Patient care in the BCU
Once the patient is in the BCU they will be cared for exclusively by trained staff – essentially Infection Disease specialists and trained nurses under continuous monitoring and assistance by the Infection control team. Involvement by other specialties is to be minimized as much as possible. Clinical discussions can occur in the BCU. The rooms have windows and intercom from areas where staff can communicate from a safe area to those inside, without need for entry. Again unlikely scenarios can be constructed but as far as possible escalation of care will be carefully evaluated and balanced to avoid futility and unnecessary risk to staff. Disinfection and cleaning procedures for the BCU unit have carefully been considered and include the use of a hydrogen peroxide vapour system (Bioquell™). The BCU will be a valuable resource in future for other infectious diseases that may be introduced such as the current MERS virus (Middle-Eastern respiratory system)
Questions from America
The Dallas hospital experience has prompted some concerns. Some have chosen to interpret events by suggesting the virus is airborne. There is no evidence for this but what is emerging from investigations is that a far likelier explanation is the level of training and infection control procedures with the equipment used was inadequate – with clear breaches identified. These are salutary lessons and re-emphasize our approach of a specific unit, appropriate protective equipment and proper training.

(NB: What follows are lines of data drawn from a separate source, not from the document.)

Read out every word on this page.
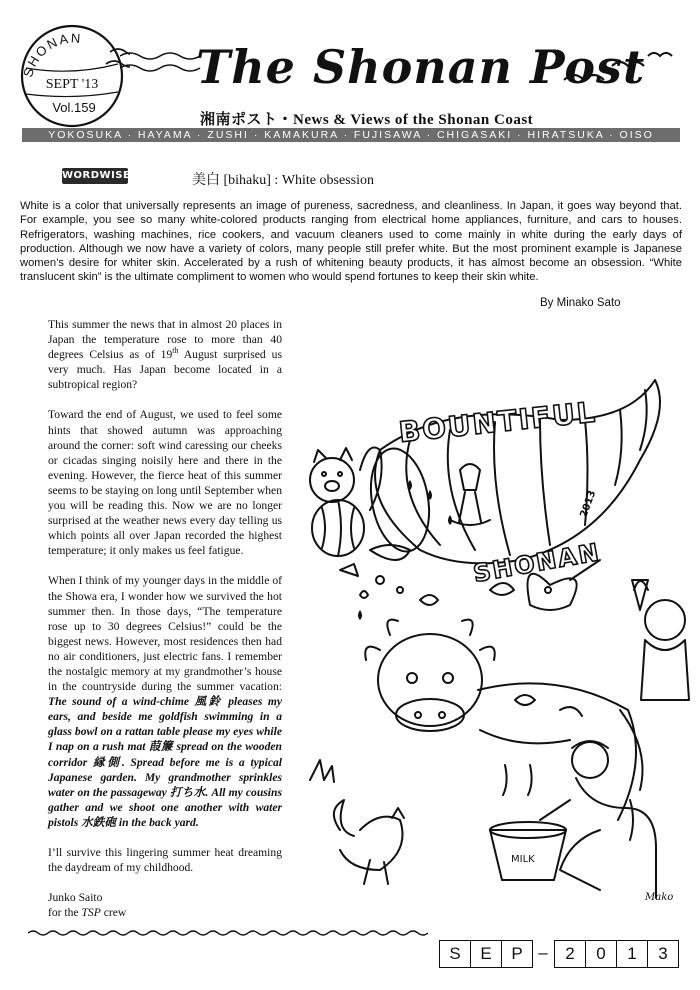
SHONAN
SEPT '13
Vol.159
The Shonan Post
湘南ポスト・News & Views of the Shonan Coast
YOKOSUKA · HAYAMA · ZUSHI · KAMAKURA · FUJISAWA · CHIGASAKI · HIRATSUKA · OISO
WORDWISE	美白 [bihaku] : White obsession

White is a color that universally represents an image of pureness, sacredness, and cleanliness. In Japan, it goes way beyond that. For example, you see so many white-colored products ranging from electrical home appliances, furniture, and cars to houses. Refrigerators, washing machines, rice cookers, and vacuum cleaners used to come mainly in white during the early days of production. Although we now have a variety of colors, many people still prefer white. But the most prominent example is Japanese women’s desire for whiter skin. Accelerated by a rush of whitening beauty products, it has almost become an obsession. “White translucent skin” is the ultimate compliment to women who would spend fortunes to keep their skin white.

By Minako Sato

This summer the news that in almost 20 places in Japan the temperature rose to more than 40 degrees Celsius as of 19th August surprised us very much. Has Japan become located in a subtropical region?

Toward the end of August, we used to feel some hints that showed autumn was approaching around the corner: soft wind caressing our cheeks or cicadas singing noisily here and there in the evening. However, the fierce heat of this summer seems to be staying on long until September when you will be reading this. Now we are no longer surprised at the weather news every day telling us which points all over Japan recorded the highest temperature; it only makes us feel fatigue.

When I think of my younger days in the middle of the Showa era, I wonder how we survived the hot summer then. In those days, “The temperature rose up to 30 degrees Celsius!” could be the biggest news. However, most residences then had no air conditioners, just electric fans. I remember the nostalgic memory at my grandmother’s house in the countryside during the summer vacation: The sound of a wind-chime 風鈴 pleases my ears, and beside me goldfish swimming in a glass bowl on a rattan table please my eyes while I nap on a rush mat 葭簾 spread on the wooden corridor 縁側. Spread before me is a typical Japanese garden. My grandmother sprinkles water on the passageway 打ち水. All my cousins gather and we shoot one another with water pistols 水鉄砲 in the back yard.

I’ll survive this lingering summer heat dreaming the daydream of my childhood.

Junko Saito

for the TSP crew

BOUNTIFUL
SHONAN
2013
MILK
Mako
S	E	P –	2	0	1	3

The response to the current Ebola episode is playing out very similarly to scares in recent years – Bird Flu, SARS, H1N1 flu with similar media attention and medical and nursing professional concerns. As in the case of SARS – consistent, stringent application of infection control principles will control this outbreak – it is sad that the area of the world suffering this scourge has such poor resources to manage it and hopefully the world is waking up to what is needed.
Dr David Holland, Clinical Director Infection Services
It’s clear to see that a lot of work has been put in to the planning and organising for an Ebola contingency over the last couple of months. I would like to thank all those involved particularly David, Stephen McBride and the rest of Infection Diseases, management, engineering, microbiology and infection prevention and control.